Продолжать я не мог. Джем смотрел на меня так, будто сейчас заключит в объятья – либо ударит. Остальные были смущены – вероятно сознавая, что я бросил камень в тихие воды нашего повседневья…

– Что из того? – проговорил Джем после довольно долгого молчания. – Это ведь христианский закон, не так ли?

«Да», – у меня перехватило горло, и я мог только кивнуть в ответ. И при этом подумал, что Джем никогда не говорит «неверные», всегда «христиане». Не носит ли он в душе подавленное сознание того, что сам – наполовину христианин?

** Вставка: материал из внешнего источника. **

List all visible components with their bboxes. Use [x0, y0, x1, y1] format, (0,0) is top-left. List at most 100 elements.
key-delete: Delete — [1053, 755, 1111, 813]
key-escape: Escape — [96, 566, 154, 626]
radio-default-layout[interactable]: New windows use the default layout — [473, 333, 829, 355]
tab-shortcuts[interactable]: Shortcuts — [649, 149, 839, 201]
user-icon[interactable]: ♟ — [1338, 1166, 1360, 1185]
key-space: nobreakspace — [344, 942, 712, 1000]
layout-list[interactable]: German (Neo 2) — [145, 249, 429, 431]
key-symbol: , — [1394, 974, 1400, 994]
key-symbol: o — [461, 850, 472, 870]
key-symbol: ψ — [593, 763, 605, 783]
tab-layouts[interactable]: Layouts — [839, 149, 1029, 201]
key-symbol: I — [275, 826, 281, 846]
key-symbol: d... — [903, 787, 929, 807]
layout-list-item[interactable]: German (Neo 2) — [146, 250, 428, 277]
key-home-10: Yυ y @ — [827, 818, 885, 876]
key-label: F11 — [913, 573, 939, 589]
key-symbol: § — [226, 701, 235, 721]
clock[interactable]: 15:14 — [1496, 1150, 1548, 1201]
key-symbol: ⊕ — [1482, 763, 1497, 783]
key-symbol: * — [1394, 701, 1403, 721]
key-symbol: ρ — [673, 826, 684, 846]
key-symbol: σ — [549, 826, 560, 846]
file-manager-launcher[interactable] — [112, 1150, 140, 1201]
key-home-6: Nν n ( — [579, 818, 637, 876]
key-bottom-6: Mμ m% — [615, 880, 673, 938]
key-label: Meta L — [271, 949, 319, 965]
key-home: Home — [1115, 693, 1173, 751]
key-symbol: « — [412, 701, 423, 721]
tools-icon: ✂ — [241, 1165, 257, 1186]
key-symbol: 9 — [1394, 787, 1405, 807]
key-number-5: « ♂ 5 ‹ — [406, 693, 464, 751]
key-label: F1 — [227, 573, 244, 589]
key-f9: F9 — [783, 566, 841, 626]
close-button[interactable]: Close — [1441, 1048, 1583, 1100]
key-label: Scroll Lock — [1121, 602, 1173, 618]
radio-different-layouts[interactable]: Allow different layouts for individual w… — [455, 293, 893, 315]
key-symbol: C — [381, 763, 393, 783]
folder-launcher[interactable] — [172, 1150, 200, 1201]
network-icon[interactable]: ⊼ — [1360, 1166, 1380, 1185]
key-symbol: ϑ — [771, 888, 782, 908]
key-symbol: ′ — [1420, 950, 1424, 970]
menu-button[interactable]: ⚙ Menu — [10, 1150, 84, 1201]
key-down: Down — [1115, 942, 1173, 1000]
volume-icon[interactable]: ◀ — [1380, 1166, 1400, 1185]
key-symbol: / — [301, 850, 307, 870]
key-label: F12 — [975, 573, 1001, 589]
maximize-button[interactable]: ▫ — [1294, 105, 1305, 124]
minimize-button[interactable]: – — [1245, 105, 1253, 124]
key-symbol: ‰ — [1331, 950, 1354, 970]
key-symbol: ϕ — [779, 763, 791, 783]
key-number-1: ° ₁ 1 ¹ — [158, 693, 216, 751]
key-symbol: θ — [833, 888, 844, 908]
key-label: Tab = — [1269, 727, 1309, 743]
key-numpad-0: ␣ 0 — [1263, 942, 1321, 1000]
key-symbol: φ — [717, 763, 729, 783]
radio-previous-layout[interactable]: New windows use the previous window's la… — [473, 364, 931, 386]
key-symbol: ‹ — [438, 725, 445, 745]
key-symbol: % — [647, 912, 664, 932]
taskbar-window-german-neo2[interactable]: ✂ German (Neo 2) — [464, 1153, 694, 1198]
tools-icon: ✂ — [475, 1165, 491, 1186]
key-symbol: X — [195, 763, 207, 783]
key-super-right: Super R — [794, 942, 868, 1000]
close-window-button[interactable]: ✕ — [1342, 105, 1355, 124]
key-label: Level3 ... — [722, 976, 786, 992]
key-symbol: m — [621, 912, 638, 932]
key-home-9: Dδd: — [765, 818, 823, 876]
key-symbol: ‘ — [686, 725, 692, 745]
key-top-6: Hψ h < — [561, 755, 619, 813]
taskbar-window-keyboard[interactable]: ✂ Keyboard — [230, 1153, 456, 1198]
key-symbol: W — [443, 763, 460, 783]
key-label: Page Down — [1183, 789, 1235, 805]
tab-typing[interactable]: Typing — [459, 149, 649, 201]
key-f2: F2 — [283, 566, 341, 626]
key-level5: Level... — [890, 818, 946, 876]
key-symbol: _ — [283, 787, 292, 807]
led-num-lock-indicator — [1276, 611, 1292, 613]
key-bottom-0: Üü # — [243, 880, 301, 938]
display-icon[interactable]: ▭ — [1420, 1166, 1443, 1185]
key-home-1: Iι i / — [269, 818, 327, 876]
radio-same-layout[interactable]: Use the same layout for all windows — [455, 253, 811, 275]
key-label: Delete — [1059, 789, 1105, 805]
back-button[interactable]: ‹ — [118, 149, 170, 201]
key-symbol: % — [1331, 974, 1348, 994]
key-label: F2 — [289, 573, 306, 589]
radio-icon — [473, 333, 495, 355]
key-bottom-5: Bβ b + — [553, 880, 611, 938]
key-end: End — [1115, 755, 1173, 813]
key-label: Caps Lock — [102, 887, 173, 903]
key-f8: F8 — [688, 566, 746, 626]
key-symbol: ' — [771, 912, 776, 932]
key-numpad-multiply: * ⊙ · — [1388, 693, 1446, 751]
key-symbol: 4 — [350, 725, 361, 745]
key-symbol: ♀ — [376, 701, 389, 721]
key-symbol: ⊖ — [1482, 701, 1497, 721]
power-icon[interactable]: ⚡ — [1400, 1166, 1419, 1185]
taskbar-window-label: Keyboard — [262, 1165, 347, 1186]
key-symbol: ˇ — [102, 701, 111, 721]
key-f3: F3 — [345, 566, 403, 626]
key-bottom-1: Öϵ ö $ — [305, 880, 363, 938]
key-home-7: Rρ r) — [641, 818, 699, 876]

Слуги опять засновали между нами, наливая вино. Хайдар и другие о чем-то заспорили, потом кто-то снова стал читать стихи. А я исподтишка наблюдал за Джемом – Джем был не с нами.

Чуть ли не на заре, на самом исходе той, одной из бесчисленных наших счастливых ночей в Конье, разошлись мы по опочивальням. Слуги уже гасили факелы, двор заволокло голубоватыми сумерками. Голова у меня кружилась от вина, волнения, муки. Я тоже направился к себе. Проходя под галереей, ч услыхал за спиной шаги. То был Джем.